Ramazanda İstanbul, 24 saat canlıdır. En azından pandemi öncesi İstanbul’unda durum böyleydi ve sanırım o hoş günleri anlatmamda rastgele bir beis yoktur… Evet, pandemisiz günlerde Sultanahmet, Beyazıt, Üsküdar ve Eyüp meydanlarıyla tarihi Feshane binası klasik el sanatları, müzik dinletileri, şiir okumaları, Hacivat ve Karagöz şovlarıyla cümbüşün ve kültür alışverişinin merkezi pozisyonuna dönüşür. İstanbul’un sokaklarında yalnızca kültürel açıdan değil, alışveriş ve lezzet bakımından da bir canlılık dikkat çeker. Ramazanda pazarlar her zamankinden daha renklidir. Tarihi çarşılara ve açık hava pazarlarına gidilir, sokakların nabzı ölçülür, muhtaçlıklar karşılanır. Bunu hâlâ yapabiliyoruz…
Ramazan İstanbul’u gezmek ve tarihi mabetlerini ziyaret etmek için de kıymetli bir baht sunar bize… Boğaziçi püfür püfür havası ve harika yalılarıyla hele bu aylarda çok hoştur. Boğaziçi’ni uzunluklu boyunca kat eden vapur seyahatlerinde birbirinden hoş tarihi yerleşimler önünüze serilir: Ortaköy, Beylerbeyi, Çengelköy, Kandilli, Kanlıca, Paşabahçe ve öbürleri… Anadolu ve Rumeli hisarları, Boğaz’ın muhafızları üzere yeşil zirveleri bekler. Dilediğiniz iskelede inip ahşap konutların ortasında yürüyebilir, martıların sesine kulak verebilirsiniz. Kentin içinde tabiatla baş başa olmak isteyenler için gidilecek yer çoktur: Hıdiv Korusu, Belgrad Ormanları, Kilyos, Şile kıyıları, Emirgân Korusu, Polonezköy ve daha kaçları…

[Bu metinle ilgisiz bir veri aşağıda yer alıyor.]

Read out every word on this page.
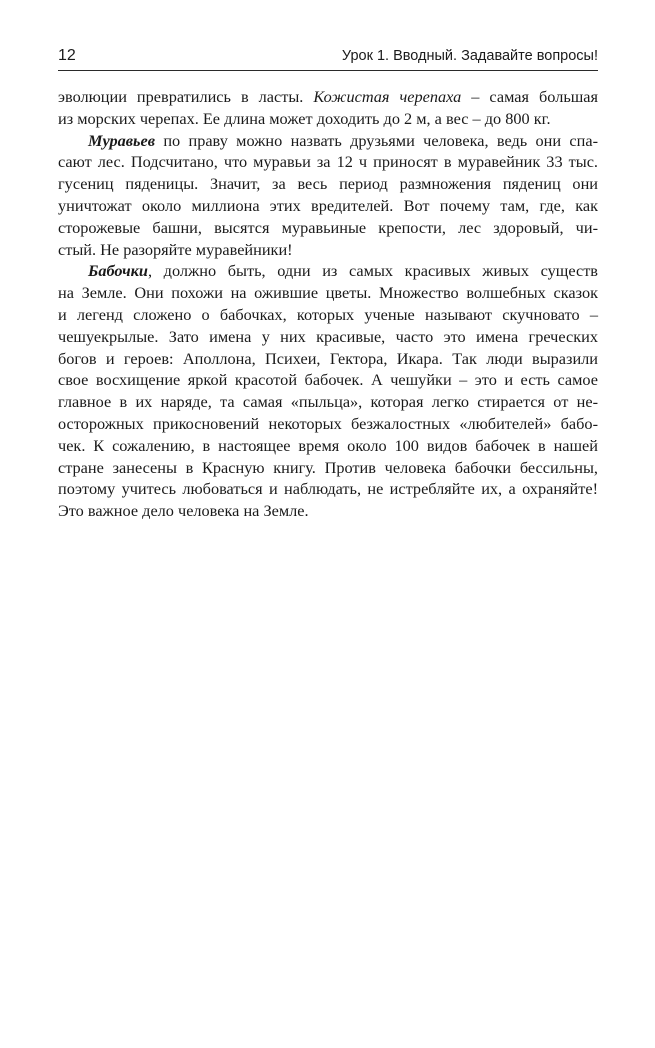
12	Урок 1. Вводный. Задавайте вопросы!
эволюции превратились в ласты. Кожистая черепаха – самая большая
из морских черепах. Ее длина может доходить до 2 м, а вес – до 800 кг.
Муравьев по праву можно назвать друзьями человека, ведь они спа-
сают лес. Подсчитано, что муравьи за 12 ч приносят в муравейник 33 тыс.
гусениц пяденицы. Значит, за весь период размножения пядениц они
уничтожат около миллиона этих вредителей. Вот почему там, где, как
сторожевые башни, высятся муравьиные крепости, лес здоровый, чи-
стый. Не разоряйте муравейники!
Бабочки, должно быть, одни из самых красивых живых существ
на Земле. Они похожи на ожившие цветы. Множество волшебных сказок
и легенд сложено о бабочках, которых ученые называют скучновато –
чешуекрылые. Зато имена у них красивые, часто это имена греческих
богов и героев: Аполлона, Психеи, Гектора, Икара. Так люди выразили
свое восхищение яркой красотой бабочек. А чешуйки – это и есть самое
главное в их наряде, та самая «пыльца», которая легко стирается от не-
осторожных прикосновений некоторых безжалостных «любителей» бабо-
чек. К сожалению, в настоящее время около 100 видов бабочек в нашей
стране занесены в Красную книгу. Против человека бабочки бессильны,
поэтому учитесь любоваться и наблюдать, не истребляйте их, а охраняйте!
Это важное дело человека на Земле.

Öte yandan İstanbul’un ruhuna inmek içinse Tarihi Yarımada’ya uzanmak gerekir. Topkapı Sarayı ve içindeki ‘Kutsal Emanetler’ kısmı yalnızca Müslümanlar için değil, tüm insanlık için bir çekim merkezidir. Ayasofya ve Sultanahmet Camisi’ni ziyaret ettikten sonra, Gülhane Parkı’nda soluklanmak gibisi yoktur. Büyük deha Mimar Sinan’ın ‘kalfalık eseri’ Süleymaniye Mescidi büyük bir vakurla ziyaretçilerini bekler.
BEREKETLİ ÇARŞILAR
Kapalıçarşı ve Mısır Çarşısı ise labirenti andıran koridorlarıyla kentin tadının çıkarıldığı nadide yerlerdendir. Buralar, iftar ve sahur alışverişleri için de birer rahmet deposudur. Kızkulesi süper bir görüntü izlemek isteyenlerin uğrak yeridir. İftar öncesinde serinlemek için bir başka seçenek, İstanbul adalarıdır. Büyükada’dan Heybeliada ve Burgazada’ya geçerken iftarın nasıl geldiğini anlamaz insan… Özetle İstanbul, keşfetmekle bitirilemeyecek dev bir hazine sandığı üzeredir. Bu kültür deryası kent, ramazanda paylaşmanın, sevginin ve muhabbetin yansımasıyla huzur adreslerinden birine dönüşür. Bizlere de bu kadim kenti keşfetmek düşer.
Ramazanda İstanbul’da kültür yürüyüşleri yapmak isteyenlere, yakın vakit evvel üçüncü baskısı çıkan ‘Yürüyerek İstanbul’ isimli kitabımı öneririm. 10 yıllık ağır emek ve titiz bir seçkiyle yayına hazırladığım kitapta, İstanbul’dan her biri iki ile dört saatlik müddetler ortasında yürünebilen 34 farklı rota anlatılıyor.